You can argue by using the analogy of a Turing machine. You can say that the Intel 8080 is a turing machine hence it can run any program including a neural network given infinite time and memory.
Inspite of the above you will face insurmountable challenges in implementing your system.
CPU's are designed to handle calculations in a sequential manner, most AI algorithms are distributed. You need a GPU (or an AI ASIC) to process the algorithms in a massively parallel manner for a significant speedup.
Additionally GPU's are excellent at floating point math, floating point arithmetic involves numbers with a variable number of decimal places which are key in running neural networks. For example an Intel core i7 6700k is capable of 200 Giga-FLOPs (floating point operations per seconds) while on the other hand an NVidia GTX 1080 GPU is capable of about 8900 Giga-FLOPs which is a significant difference. (Tyler J 2017)
If you decide to use the intel 8080 (0.290 MIPS at 2.000 MHz), you will require millions of processors and billions of dollars just to compute at one gigaflop. You can follow this link to see the cost of computing over the years https://en.wikipedia.org/wiki/FLOPS
Another problem concerns RAM. To efficiently run a neural network you need to fully load it in RAM. It will be a huge challenge to squeeze a neural network in the 64 Kb of RAM that an Intel 8080 processor offers.
The network bandwidth problem will also be a huge bottleneck. Modern GPU's support high speed technology to communicate between the GPU's. For example NVidia's NVLink has a peak speed of around 80 GBps. While PCI-E 3.0 runs at around 30 GBps. Without a high speed interconnection bandwidth you will not achieve any speedup inspite of using a distributed system with many processors.
Additionally you will face significant challenges in programing neural network algorithms for your 8080 processor based system. Most programmers today follow the standards of object oriented programming which enables code reuse, simplified design and maintanance. Besides, OOP languages such as Java, C++ and Python have libraries that significantly simplify the process of programming a neural network.
When the 8080 processor was designed back in 1974 OOP had not yet been concieved, they were also using programming tools i.e. compilers that would be considered archaic with todays standards.

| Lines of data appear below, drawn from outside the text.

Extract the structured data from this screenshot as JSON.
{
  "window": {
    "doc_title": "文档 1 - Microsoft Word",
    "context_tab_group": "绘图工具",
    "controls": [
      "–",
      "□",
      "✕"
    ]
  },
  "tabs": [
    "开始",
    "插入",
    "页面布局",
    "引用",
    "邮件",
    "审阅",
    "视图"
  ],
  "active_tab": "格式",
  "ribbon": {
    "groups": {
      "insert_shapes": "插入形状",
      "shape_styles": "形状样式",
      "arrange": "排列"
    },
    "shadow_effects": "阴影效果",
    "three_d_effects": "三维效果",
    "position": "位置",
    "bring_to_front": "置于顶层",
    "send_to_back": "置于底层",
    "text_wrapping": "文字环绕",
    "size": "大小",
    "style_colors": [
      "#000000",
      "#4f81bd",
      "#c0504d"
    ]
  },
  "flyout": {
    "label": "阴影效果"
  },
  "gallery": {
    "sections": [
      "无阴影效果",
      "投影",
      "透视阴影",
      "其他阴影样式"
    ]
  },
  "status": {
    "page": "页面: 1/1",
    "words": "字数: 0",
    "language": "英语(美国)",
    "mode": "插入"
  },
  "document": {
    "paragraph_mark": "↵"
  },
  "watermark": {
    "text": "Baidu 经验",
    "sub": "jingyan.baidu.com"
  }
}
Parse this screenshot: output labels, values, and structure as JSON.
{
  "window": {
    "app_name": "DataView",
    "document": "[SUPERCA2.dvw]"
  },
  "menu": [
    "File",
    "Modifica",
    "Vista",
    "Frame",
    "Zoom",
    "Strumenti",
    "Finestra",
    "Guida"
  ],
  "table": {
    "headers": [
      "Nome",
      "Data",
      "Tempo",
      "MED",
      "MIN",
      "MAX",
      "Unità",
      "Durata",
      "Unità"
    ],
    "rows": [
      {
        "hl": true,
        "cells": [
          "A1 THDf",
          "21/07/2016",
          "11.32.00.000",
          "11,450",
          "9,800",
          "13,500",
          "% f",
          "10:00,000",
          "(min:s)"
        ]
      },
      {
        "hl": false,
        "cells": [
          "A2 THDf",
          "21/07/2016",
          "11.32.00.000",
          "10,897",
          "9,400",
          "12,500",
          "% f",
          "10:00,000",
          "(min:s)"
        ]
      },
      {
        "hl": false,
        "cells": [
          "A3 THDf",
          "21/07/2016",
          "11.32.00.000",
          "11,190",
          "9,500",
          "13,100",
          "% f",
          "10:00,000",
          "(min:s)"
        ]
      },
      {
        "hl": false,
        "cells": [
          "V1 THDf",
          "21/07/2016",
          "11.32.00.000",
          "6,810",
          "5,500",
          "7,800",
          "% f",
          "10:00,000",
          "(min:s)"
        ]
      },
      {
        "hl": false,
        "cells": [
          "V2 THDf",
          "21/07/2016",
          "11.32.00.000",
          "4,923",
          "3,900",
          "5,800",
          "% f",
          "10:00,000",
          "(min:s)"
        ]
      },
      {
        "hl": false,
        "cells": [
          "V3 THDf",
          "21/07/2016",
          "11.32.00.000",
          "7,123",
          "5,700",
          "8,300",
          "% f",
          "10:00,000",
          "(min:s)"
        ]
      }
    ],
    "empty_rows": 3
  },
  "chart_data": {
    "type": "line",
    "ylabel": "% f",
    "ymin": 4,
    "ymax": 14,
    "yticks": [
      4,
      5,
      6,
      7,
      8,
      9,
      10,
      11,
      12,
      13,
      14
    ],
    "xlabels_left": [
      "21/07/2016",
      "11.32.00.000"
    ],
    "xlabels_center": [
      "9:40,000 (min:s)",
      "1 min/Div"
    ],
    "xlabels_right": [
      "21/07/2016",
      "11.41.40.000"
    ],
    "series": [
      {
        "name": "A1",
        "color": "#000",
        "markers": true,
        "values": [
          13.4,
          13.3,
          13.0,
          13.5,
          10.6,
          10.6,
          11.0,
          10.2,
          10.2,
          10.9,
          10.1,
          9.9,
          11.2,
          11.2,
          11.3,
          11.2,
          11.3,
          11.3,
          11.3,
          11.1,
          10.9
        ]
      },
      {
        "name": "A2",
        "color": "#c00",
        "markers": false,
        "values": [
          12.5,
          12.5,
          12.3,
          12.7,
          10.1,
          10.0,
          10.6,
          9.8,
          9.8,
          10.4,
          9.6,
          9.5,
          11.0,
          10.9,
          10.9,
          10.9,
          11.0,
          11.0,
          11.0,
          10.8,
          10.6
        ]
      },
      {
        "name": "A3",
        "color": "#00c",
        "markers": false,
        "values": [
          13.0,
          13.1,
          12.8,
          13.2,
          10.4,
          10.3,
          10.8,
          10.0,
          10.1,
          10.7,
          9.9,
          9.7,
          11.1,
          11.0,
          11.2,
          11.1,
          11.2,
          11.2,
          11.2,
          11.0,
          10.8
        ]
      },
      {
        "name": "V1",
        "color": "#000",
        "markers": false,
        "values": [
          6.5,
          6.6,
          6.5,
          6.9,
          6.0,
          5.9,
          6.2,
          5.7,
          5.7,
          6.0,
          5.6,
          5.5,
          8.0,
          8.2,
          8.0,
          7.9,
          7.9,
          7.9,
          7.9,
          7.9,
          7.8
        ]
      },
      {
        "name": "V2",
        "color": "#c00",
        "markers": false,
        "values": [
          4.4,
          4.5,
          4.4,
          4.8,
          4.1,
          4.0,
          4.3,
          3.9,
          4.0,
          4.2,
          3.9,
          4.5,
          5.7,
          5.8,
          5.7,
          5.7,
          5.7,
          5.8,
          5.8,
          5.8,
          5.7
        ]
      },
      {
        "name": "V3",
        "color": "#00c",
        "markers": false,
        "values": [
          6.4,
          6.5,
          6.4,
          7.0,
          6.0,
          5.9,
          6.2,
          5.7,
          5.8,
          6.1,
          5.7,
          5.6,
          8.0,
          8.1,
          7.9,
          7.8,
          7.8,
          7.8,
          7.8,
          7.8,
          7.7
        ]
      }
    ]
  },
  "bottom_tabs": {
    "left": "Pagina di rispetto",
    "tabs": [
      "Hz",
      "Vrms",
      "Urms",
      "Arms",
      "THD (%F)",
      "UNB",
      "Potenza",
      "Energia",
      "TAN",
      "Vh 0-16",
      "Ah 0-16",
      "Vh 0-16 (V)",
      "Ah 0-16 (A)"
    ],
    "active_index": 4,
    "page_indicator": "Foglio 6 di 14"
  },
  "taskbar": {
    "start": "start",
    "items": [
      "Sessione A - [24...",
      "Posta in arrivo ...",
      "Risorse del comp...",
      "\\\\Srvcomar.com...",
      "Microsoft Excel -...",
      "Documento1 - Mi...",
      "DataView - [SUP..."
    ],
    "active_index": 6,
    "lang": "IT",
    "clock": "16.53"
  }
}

I mean good luck debugging that system.
Last but not least, you need big data (or atleast a substantial dataset) to train your neural network on. Without training on a big data set your model will be ineffective. The 8080 supported around 200 Kb of storage. For comparison the MNIST dataset is around 14 GB in size. This means that your processor cannot support the neccessary storage of any ML dataset.
For the above reasons my conclusion is that the 8080 processor provides insufficient resources necessary to implement any effective DL algorithm. Networking millions of them together will not provide any substantial speedup for a DL algorithm.